Illinois receives federal assistance to combat ‘opioid crisis’

Zoë Haworth

Illinois receives federal assistance to combat ‘opioid crisis’

By Jackie Murray

A multimillion dollar federal grant awarded to the Illinois Department of Human Services will  help create and fund projects dedicated to fighting the state’s opioid crisis, according to an April 25 IDHS press release.

More than $16 million from the U.S. Department of Health and Human Services will be directed to the Opioid Crisis Grant. Some of the proposed projects include a crisis line, emergency hospital screenings and expanded distribution of  naloxone—an emergency opioid overdose medication.

Eighty percent of the money will go to treatment and recovery services. The remaining 20 percent will support prevention services. The projects are expected to  begin serving individuals within the next three months, said IDHS Director of Communications Meredith Krantz in a May 4 email to The Chronicle.

“As has been the case nationally, Illinois has been severely impacted by the opioid epidemic,” IDHS Secretary James Dimas said in the press release. “This significant investment will strengthen statewide services and expand access to treatment and overdose prevention programs in Illinois.”

In 2015, Cook County had 609 opioid-related overdose deaths, 403 of which were in Chicago. Heroin cases accounted for 424 of those countywide deaths, including 285 in Chicago, as reported Oct. 17, 2016, by The Chronicle.

Dan Bigg, director of the Chicago Recovery Alliance, said naloxone is a “pure antidote” that can save an opioid addict’s life. CRA, which teaches about and distributes the medication, has reached 90,000 people and reports more than 11,000 reversals using this drug. He added that two other key drugs—methadone and buprenorphine—need to be available for other treatments of opioid dependence.

“Illinois is missing a huge opportunity,” Bigg said. “The only way to expand [the] system is to make methadone treatments [available] for the first time in physician offices, then loosening the bureaucracy around the use of buprenorphine.” 
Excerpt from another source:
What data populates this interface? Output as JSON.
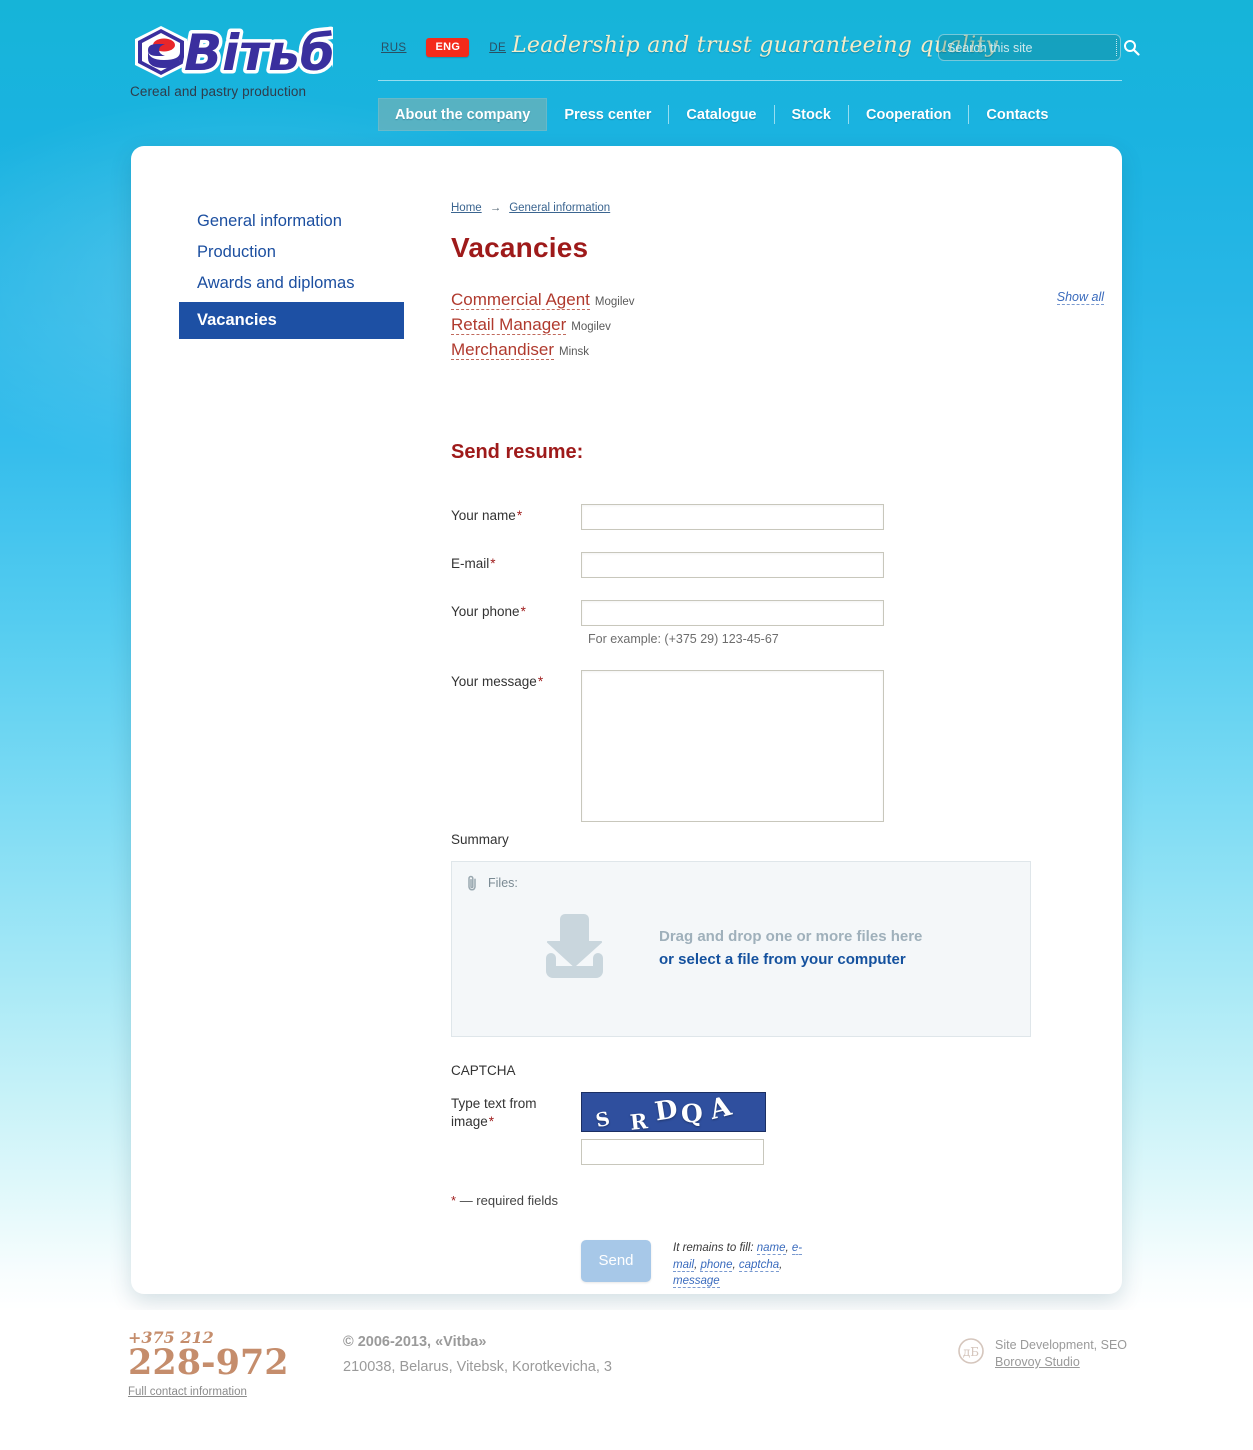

Bigg said the majority of physicians cannot prescribe buprenorphine because they have not been willing to undergo the scrutiny by the Drug Enforcement Agency, which keeps track of physicians who have trained to get a license to treat addiction. 

“We have more than half a century’s worth of data that shows giving somebody methadone or buprenorphine as a substitute for the heroin they’re using is one of the most effective, [impactful] community overdose prevention initiatives that can exist,” Bigg said.

Federal funding of programs that prevent opioid addictions “absolutely” saves lives, said Chris Hoff, assistant director of Community Health Resources for the DuPage County Health Department. The county was awarded a grant last year, which helped to fund anti-overdose programs including its DuPage Narcan Program—which supplies and teaches police officers how to administer the drug—and has saved 275 lives in the form of drug reversals since 2014, according to Hoff.

He added that he thinks the opioid problem will be solved through the work of these programs and from creating environments in which people do not feel the need or are pressured into trying and possibly becoming addicted to opioids.

“There will not be a way to prevent every person everywhere from trying or becoming addicted to drugs, so we need a system that supports ongoing treatment and multiple attempts at treatment,” Hoff said. 

While the Opioid Crisis Grant program is a good start, Leonard Jason, professor of psychology at DePaul University and director at the school’s Center for Community Research, said there needs to be more funding and a variety of programs given the “nature of the crisis.” He suggested another outlet to explore is recovery homes that provide individual, safe assistance for those who are treating and recovering from opioid addiction.

“People need to be surrounded by people who are not using [drugs and] who are employed, good citizens,” Jason said.  “Individuals, particularly coming out of jail, prison and other total institutions, probably need places to live that are safe.” 

Jason said the nation’s opioid abuse problem needs creative solutions, resources and opportunities available for all who are affected. Currently, the country spends an annual $450 billion on alcohol and substance abuse and costs associated with abuse, which is more expensive than the national cost of services for people with cardiac issues, he added. 

“It affects the economy when people can’t go to work, personal relationships when people can’t relate to others and children when parents are using substances,” Jason said. “[It has effects] throughout the entire nation.”